US Air Force picks five companies to prototype next-gen engines


The U.S. Air Force on Friday awarded contracts worth up to nearly $4.9 billion to five companies to develop prototypes of an adaptive engine for its next-generation fighter jets.

The service awarded General Electric of Cincinnati, Ohio; Pratt & Whitney of East Hartford, Connecticut; Boeing of St. Louis, Missouri; Lockheed Martin of Palmdale, California; and Northrop Grumman of Palmdale, California, each an indefinite-delivery, indefinite-quantity contract worth up to $975 million to carry out the prototype phase of the Next Generation Adaptive Propulsion program, according to the Defense Department’s contract announcements.

The awards mark a broadening of the adaptive engine market, which until now has been dominated by GE Aviation and Raytheon Technologies-owned Pratt & Whitney. Those companies have been developing engines under the Adaptive Engine Transition Program, which the Air Force has pursued as a way to produce a new replacement engine for the F-35 joint strike fighter.
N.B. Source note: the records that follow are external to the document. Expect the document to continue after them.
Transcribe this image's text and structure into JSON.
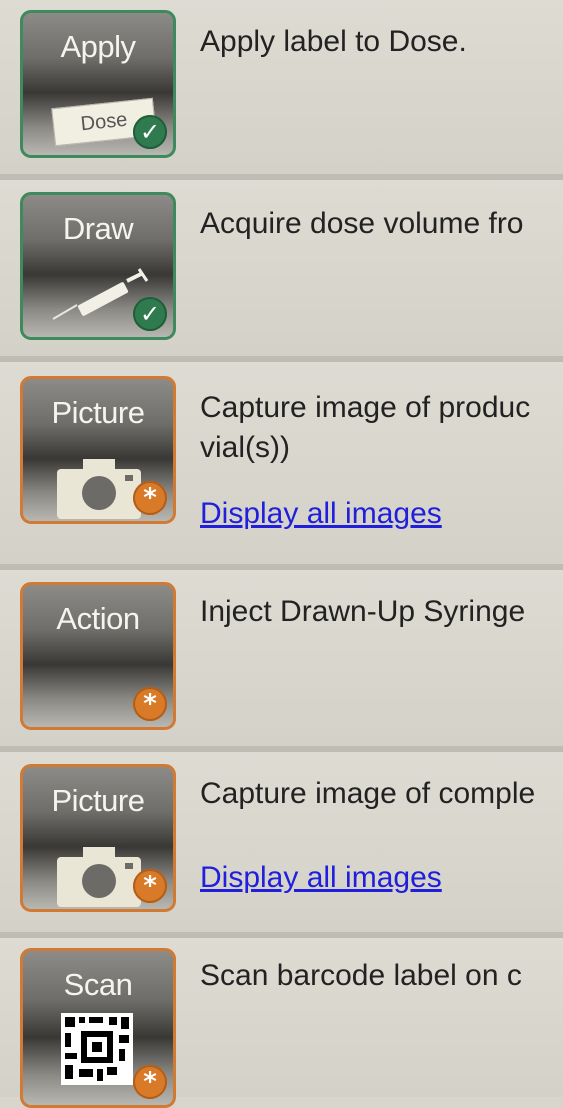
{
  "steps": [
    {
      "button_label": "Apply",
      "button_icon": "dose-label-icon",
      "card_text": "Dose",
      "status": "completed",
      "description": "Apply label to Dose."
    },
    {
      "button_label": "Draw",
      "button_icon": "syringe-icon",
      "status": "completed",
      "description": "Acquire dose volume fro"
    },
    {
      "button_label": "Picture",
      "button_icon": "camera-icon",
      "status": "pending",
      "description_line1": "Capture image of produc",
      "description_line2": "vial(s))",
      "link": "Display all images"
    },
    {
      "button_label": "Action",
      "status": "pending",
      "description": "Inject Drawn-Up Syringe"
    },
    {
      "button_label": "Picture",
      "button_icon": "camera-icon",
      "status": "pending",
      "description": "Capture image of comple",
      "link": "Display all images"
    },
    {
      "button_label": "Scan",
      "button_icon": "barcode-icon",
      "status": "pending",
      "description": "Scan barcode label on c"
    }
  ],
  "colors": {
    "completed_border": "#3f8a5c",
    "pending_border": "#d07a34",
    "link": "#1f1fdc"
  }
}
The Air Force said work on these prototype engines — including design, analysis, rig testing, prototype engine testing and weapon system integration — is expected to be done by July 2032.
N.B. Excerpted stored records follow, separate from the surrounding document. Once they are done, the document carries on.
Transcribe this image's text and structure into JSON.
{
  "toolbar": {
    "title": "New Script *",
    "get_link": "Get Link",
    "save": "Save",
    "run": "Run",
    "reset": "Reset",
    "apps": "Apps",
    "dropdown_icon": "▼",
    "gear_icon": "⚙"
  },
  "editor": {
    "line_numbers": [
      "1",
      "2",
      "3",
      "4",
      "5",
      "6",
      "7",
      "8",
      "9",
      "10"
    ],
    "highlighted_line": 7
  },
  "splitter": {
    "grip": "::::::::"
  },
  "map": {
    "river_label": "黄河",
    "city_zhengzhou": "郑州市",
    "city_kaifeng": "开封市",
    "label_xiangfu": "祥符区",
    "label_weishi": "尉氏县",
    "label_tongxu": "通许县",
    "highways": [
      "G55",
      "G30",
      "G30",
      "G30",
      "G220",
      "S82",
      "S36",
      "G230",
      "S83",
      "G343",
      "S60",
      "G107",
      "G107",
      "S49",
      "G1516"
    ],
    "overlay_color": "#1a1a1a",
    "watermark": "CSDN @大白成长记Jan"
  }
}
Adaptive engines of the kind being developed by Pratt & Whitney and General Electric Aviation use advanced technologies like a third stream of air to improve fuel efficiency, thrust and range.

Air Force Secretary Frank Kendall told lawmakers in April an adaptive engine, if used in the F-35, would offer substantially increased power that would allow it to operate modernized capabilities.

The Air Force’s decision came about a week after service officials expressed concern that not replacing the F-35′s engine with an adaptive version could lead to the collapse of the advanced propulsion industrial base.